Hello! I am due with #4 in May. In our area and social milieu, having four or more kids is...not common.
We know one Orthodox Jewish family with 10, a Catholic family with 5 kids, and I have a couple of LDS friends who are from large families. But four or more is generally NOT the done thing around here.
Where I live, I find that one kid is common, two is the "norm," three is "oh how cute they like having kids and they can afford it" or "well you know those immigrants are so family-oriented," but four is "what is wrong with you are you insane?"

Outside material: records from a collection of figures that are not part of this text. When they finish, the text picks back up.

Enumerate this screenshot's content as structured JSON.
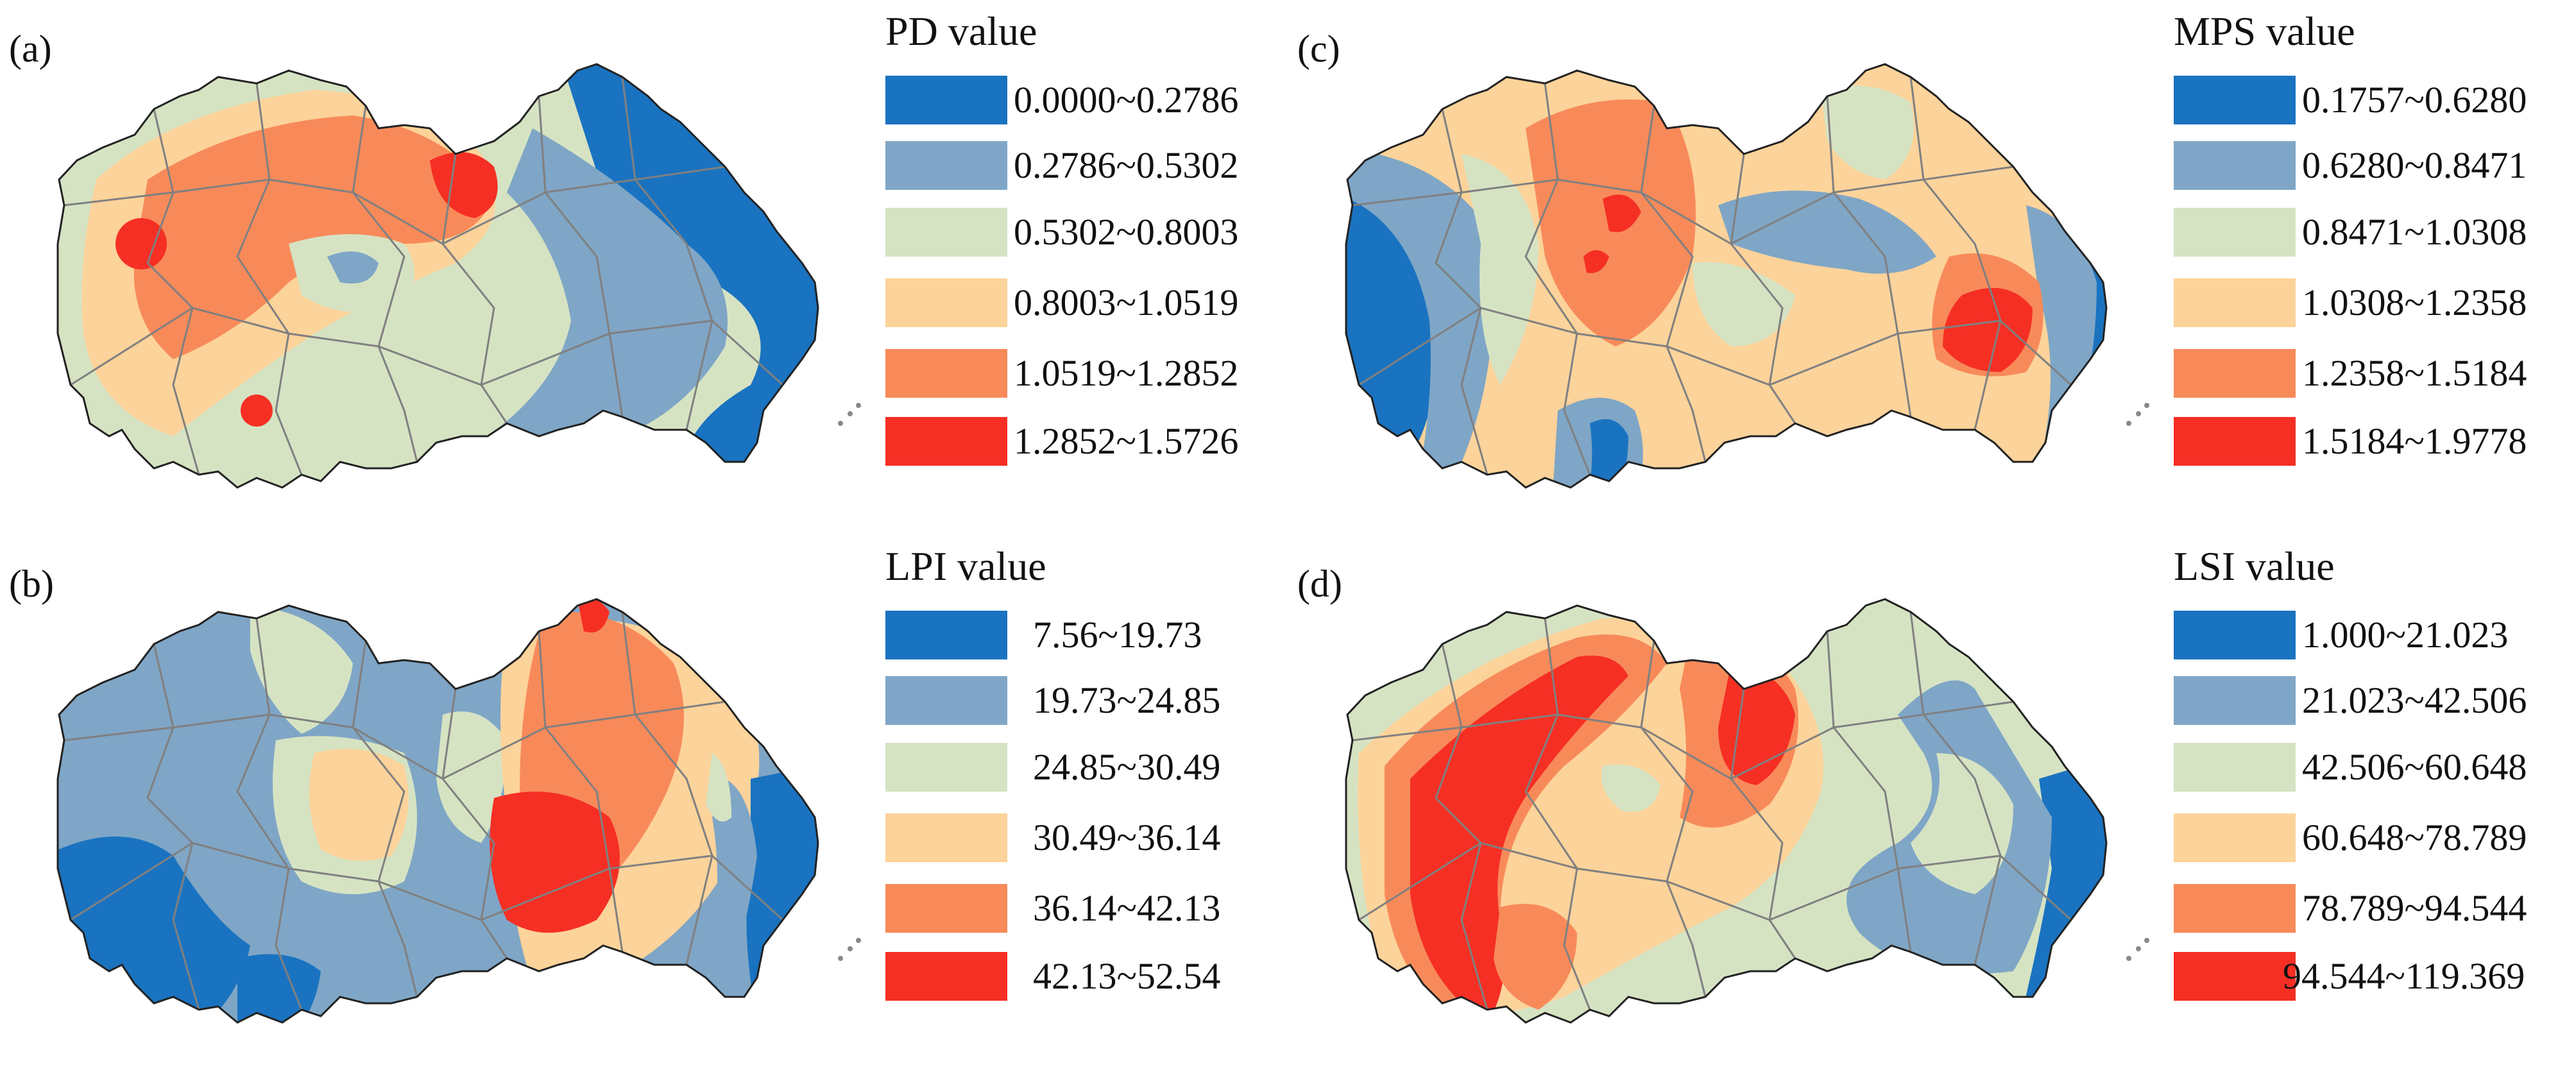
{
  "palette": [
    "#1a73c0",
    "#7fa6c6",
    "#d6e3c3",
    "#fcd39a",
    "#f88a5a",
    "#f52f24"
  ],
  "boundary_color": "#808080",
  "panels": [
    {
      "label": "(a)",
      "legend_title": "PD value",
      "classes": [
        "0.0000~0.2786",
        "0.2786~0.5302",
        "0.5302~0.8003",
        "0.8003~1.0519",
        "1.0519~1.2852",
        "1.2852~1.5726"
      ]
    },
    {
      "label": "(b)",
      "legend_title": "LPI value",
      "classes": [
        "7.56~19.73",
        "19.73~24.85",
        "24.85~30.49",
        "30.49~36.14",
        "36.14~42.13",
        "42.13~52.54"
      ]
    },
    {
      "label": "(c)",
      "legend_title": "MPS value",
      "classes": [
        "0.1757~0.6280",
        "0.6280~0.8471",
        "0.8471~1.0308",
        "1.0308~1.2358",
        "1.2358~1.5184",
        "1.5184~1.9778"
      ]
    },
    {
      "label": "(d)",
      "legend_title": "LSI value",
      "classes": [
        "1.000~21.023",
        "21.023~42.506",
        "42.506~60.648",
        "60.648~78.789",
        "78.789~94.544",
        "94.544~119.369"
      ]
    }
  ]
}
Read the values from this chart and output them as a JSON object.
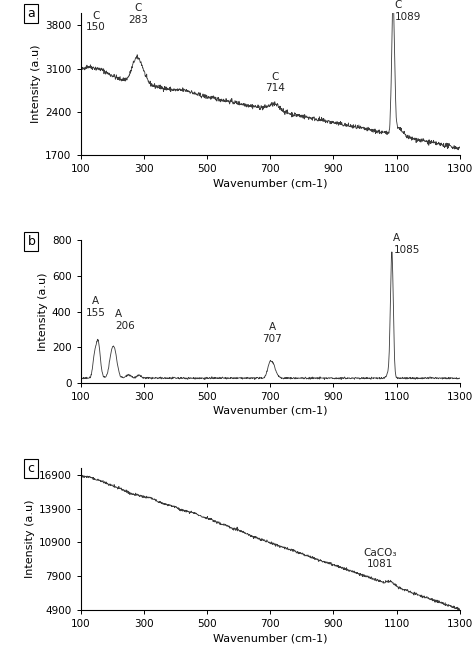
{
  "panel_a": {
    "label": "a",
    "xlim": [
      100,
      1300
    ],
    "ylim": [
      1700,
      4000
    ],
    "yticks": [
      1700,
      2400,
      3100,
      3800
    ],
    "xticks": [
      100,
      300,
      500,
      700,
      900,
      1100,
      1300
    ],
    "ylabel": "Intensity (a.u)",
    "xlabel": "Wavenumber (cm-1)"
  },
  "panel_b": {
    "label": "b",
    "xlim": [
      100,
      1300
    ],
    "ylim": [
      0,
      800
    ],
    "yticks": [
      0,
      200,
      400,
      600,
      800
    ],
    "xticks": [
      100,
      300,
      500,
      700,
      900,
      1100,
      1300
    ],
    "ylabel": "Intensity (a.u)",
    "xlabel": "Wavenumber (cm-1)"
  },
  "panel_c": {
    "label": "c",
    "xlim": [
      100,
      1300
    ],
    "ylim": [
      4900,
      17500
    ],
    "yticks": [
      4900,
      7900,
      10900,
      13900,
      16900
    ],
    "xticks": [
      100,
      300,
      500,
      700,
      900,
      1100,
      1300
    ],
    "ylabel": "Intensity (a.u)",
    "xlabel": "Wavenumber (cm-1)"
  },
  "line_color": "#3a3a3a",
  "font_size": 8,
  "tick_font_size": 7.5,
  "annot_font_size": 7.5
}
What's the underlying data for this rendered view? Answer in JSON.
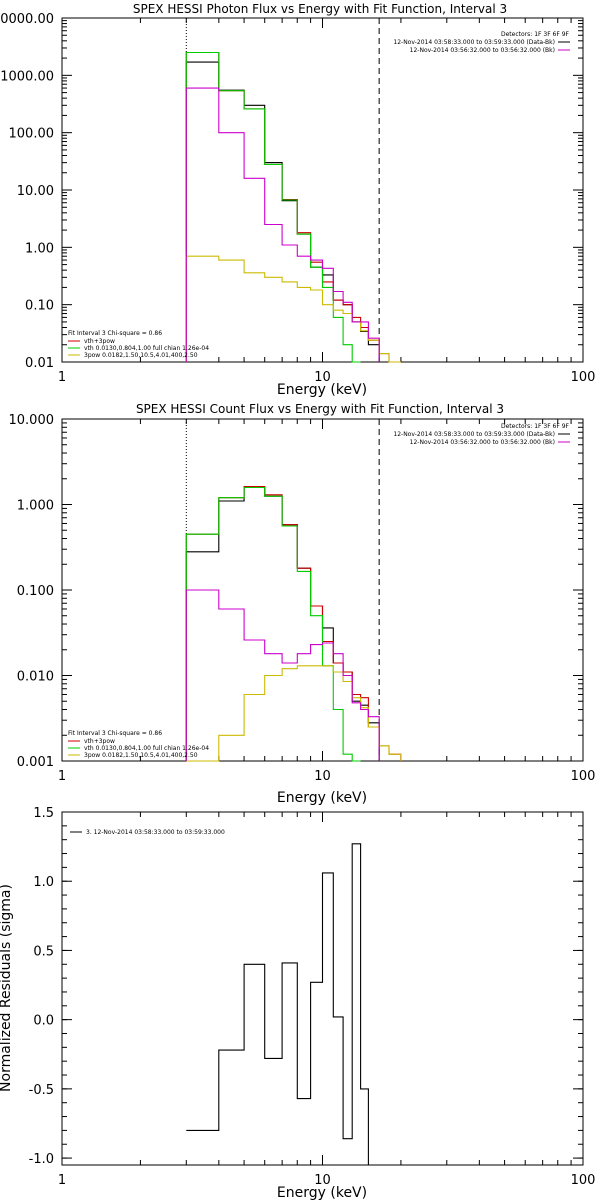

Sidebar rant: My parents are somewhere between irked and irate (they only had three, so that's their number). We are 41 and 42, married, happy, financially independent and have a paid-off home. Our kids are well-fed and well-educated. I need to lose weight but other than that none of us have any major health problems. My dad said we were being selfish and expressed a concern that we won't be able to take care of them in 10 years (which is totally unfair since we live two miles away, and are available at their beck and call, and heretofore they have always literally *laughed* at us if we asked if they needed any help with aging) and demanded that we find a birth control method. I was pretty much planning to get my tubes tied after this one, but I told him we do have a lot of ambivalence about birth control versus family building. Heck, just being told I *have* to do something makes me want to not do it and head in the opposite direction and do IVF to get pregnant with #5 & #6 as twins.
ANYWAY, I think we have entered the phase of our family building where we are statistically weird. Only 14 percent of American women have four or more children. I was wondering if any of you larger-family moms have any experiences or wisdom on how you manage responses to "you're nuts" or "you're being selfish" or other responses you get from people. Help?